Chinese Language Curriculum - United Nations Language Curriculum_0.… · Chinese Language Curriculum Russian Language Curriculum . French Language Curriculum Spanish LanguageCurriculum.

Language Contact Language Loyalty and Language Prejudice

ENGLISH LANGUAGE CENTRE NEWSLETTERENGLISH LANGUAGE … · ENGLISH LANGUAGE CENTRE NEWSLETTERENGLISH LANGUAGE CENTRE NEWSLETTER ... ELC (English Language ... commentary and encouragement.
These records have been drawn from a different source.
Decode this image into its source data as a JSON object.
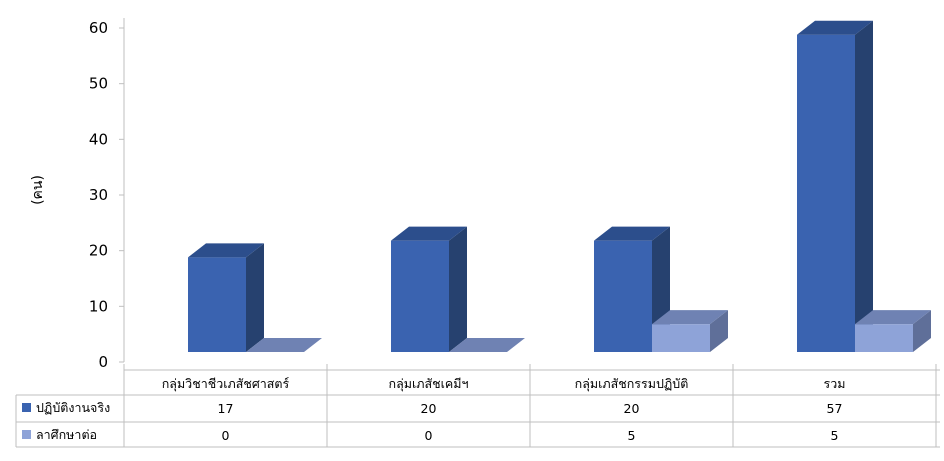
{
  "chart_data": {
    "type": "bar",
    "ylabel": "(คน)",
    "ylim": [
      0,
      60
    ],
    "yticks": [
      0,
      10,
      20,
      30,
      40,
      50,
      60
    ],
    "categories": [
      "กลุ่มวิชาชีวเภสัชศาสตร์",
      "กลุ่มเภสัชเคมีฯ",
      "กลุ่มเภสัชกรรมปฏิบัติ",
      "รวม"
    ],
    "series": [
      {
        "name": "ปฏิบัติงานจริง",
        "values": [
          17,
          20,
          20,
          57
        ],
        "color": "#3a63b0",
        "side_color": "#26416f",
        "top_color": "#2c4e8c"
      },
      {
        "name": "ลาศึกษาต่อ",
        "values": [
          0,
          0,
          5,
          5
        ],
        "color": "#8ea3d8",
        "side_color": "#5f6f99",
        "top_color": "#6f82b3"
      }
    ],
    "data_table": true,
    "grid": false
  }
}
Language acquisition &language processing

Europe Pacific Islands Europe - continued Language Line ...wpoelearning.workplaceoptions.com/Language Line 2.0/Language ID... · Language Line Services Language IdentificationAlbanian

IFT 615 – Intelligence Artificielleinfo.usherbrooke.ca/hlarochelle/ift615/ift615-intro.pdfIFT 615 – Intelligence Artificielle Introduction Hugo%Larochelle% Départementd’informaque

Natural language processing: syntactic and semantic tagginginfo.usherbrooke.ca/hlarochelle/ift725/nlp-tagging.pdf · A Uniﬁed Architecture for Natural Language Processing: Deep

Representation Language Language

Welsh Language Strategy 'A living language: a language …dera.ioe.ac.uk/18421/1/130321-welsh-language-strategy-measuring... · Welsh Language Strategy 'A living language: a language

Language & Language Based Codes

LANGUAGE MAINTENANCE & SHIFT LANGUAGE & SOCIETY. Language maintenance Language shift WHEN ONE LANGUAGE MEETS THE OTHER.